I called the game after 6 moves. Besides the fun of seeing the collection out on parade, a large game was a useful exercise for my rules. For example, I have never used a large 3 gun battery before, and it was surprising to see the effect three model batteries could have when firing together. One of the first things the guys on the Honours of War Yahoo group pointed out was that they felt artillery was too powerful. I had tended to use artillery very sparingly in my games, and so had not noticed this, but I adjusted the artillery effect down in response. I have been wondering recently whether I went too far, but this game reassured me that the playtesters had been right.

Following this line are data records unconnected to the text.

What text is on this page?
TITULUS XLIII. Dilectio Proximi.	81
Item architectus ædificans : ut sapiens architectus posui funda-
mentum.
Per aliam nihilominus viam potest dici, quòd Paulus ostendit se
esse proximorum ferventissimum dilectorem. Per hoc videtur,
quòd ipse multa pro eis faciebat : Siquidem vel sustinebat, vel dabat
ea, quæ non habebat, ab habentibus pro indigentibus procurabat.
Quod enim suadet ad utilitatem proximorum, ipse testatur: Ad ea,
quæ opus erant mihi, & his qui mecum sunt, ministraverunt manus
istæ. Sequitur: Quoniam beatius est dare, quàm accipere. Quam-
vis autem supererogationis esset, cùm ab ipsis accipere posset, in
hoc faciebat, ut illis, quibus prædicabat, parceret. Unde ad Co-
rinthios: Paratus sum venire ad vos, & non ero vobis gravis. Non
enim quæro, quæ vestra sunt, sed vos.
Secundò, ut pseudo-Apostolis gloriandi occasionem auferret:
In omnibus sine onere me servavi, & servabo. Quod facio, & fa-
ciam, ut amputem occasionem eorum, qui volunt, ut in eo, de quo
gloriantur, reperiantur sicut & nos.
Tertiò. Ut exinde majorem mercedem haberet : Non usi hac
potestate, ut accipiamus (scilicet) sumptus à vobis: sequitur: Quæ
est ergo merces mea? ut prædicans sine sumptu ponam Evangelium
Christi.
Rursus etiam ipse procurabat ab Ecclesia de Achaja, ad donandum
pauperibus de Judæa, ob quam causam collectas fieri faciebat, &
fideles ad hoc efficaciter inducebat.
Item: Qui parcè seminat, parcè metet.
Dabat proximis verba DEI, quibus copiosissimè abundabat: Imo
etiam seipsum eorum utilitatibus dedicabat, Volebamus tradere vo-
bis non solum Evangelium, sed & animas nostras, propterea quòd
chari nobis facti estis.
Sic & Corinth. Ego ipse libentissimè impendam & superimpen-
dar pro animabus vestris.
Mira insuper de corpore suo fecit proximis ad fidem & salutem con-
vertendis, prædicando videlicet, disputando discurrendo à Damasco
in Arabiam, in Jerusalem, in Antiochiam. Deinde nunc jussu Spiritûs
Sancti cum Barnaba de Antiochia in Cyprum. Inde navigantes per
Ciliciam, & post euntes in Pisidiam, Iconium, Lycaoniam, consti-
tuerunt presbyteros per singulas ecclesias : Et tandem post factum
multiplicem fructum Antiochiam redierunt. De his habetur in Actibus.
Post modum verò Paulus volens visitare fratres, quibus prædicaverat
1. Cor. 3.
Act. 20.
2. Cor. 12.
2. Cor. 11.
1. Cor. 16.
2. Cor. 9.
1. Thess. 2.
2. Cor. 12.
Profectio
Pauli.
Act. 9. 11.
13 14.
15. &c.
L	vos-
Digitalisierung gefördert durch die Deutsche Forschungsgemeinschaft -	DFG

Those unfamiliar with this period might think that a setup like this, with both sides lined up opposite each other, cavalry on the wings, infantry in the centre, was typical of the Seven Years War. Whilst such a deployment may have been the basic template, I have read of very few battles where the opposing sides ended up in such a balanced and symmetrical state of affairs. Terrain and other circumstances created all sorts of battle situations, especially due to the common tactic of trying to outflank your opponent with at least part of your force. So the setup was not particularly representative historically.
In wargames terms, despite looking attractive, such a setup didn't make for a very interesting game either, even taking into account that it was just a solo test game. Neither side had much alternative but to advance forward and hope for the best. An interesting wargame needs to provide for a bit of manoeuvre, with some open space to exploit and choices to be made. In this game, both sides had to be so cautious that the infantry didn't even get round to engaging during the 6 moves played. The almost completely open terrain didn't help matters, but it was worth having a game on such an open plain to see how it affected game play.
And Finally - A New Wargaming Mat
The Games Workshop Battlemat is a very good product - durable and easy to use. I have been using 2 of them for a while now, and you see them in the photos above. The two problems are that, one, they seem to be no longer available, and two, although advertised as 6' x 4' they come out at a couple of inches short of 6'. On my 7.5' x 6' table, I end up with a white strip along the baselines, as well as a join along the middle. Call it the effect of OCD, but having seen an S&A Scenics mat at a show recently I decided to get an 8' x 6' one which would cover my table completely and uniformly. The mat is plain green felt, and you see it below just unpacked, before I try to iron out the packing creases (iron not too hot, and don't use steam - any escape of water will stain the cloth). I like the nice bright green colour and the broadly Old School look it gives. Usefully, the mat is a generous 2 to 3 inches over-size in both directions. Total cost £38 including p&p.
|The S&A Scenics mat with some TSS hills placed underneath.
|The same hills placed on top of the mat. Not sure which I prefer as yet.
And that's it for this post. Thanks for visiting.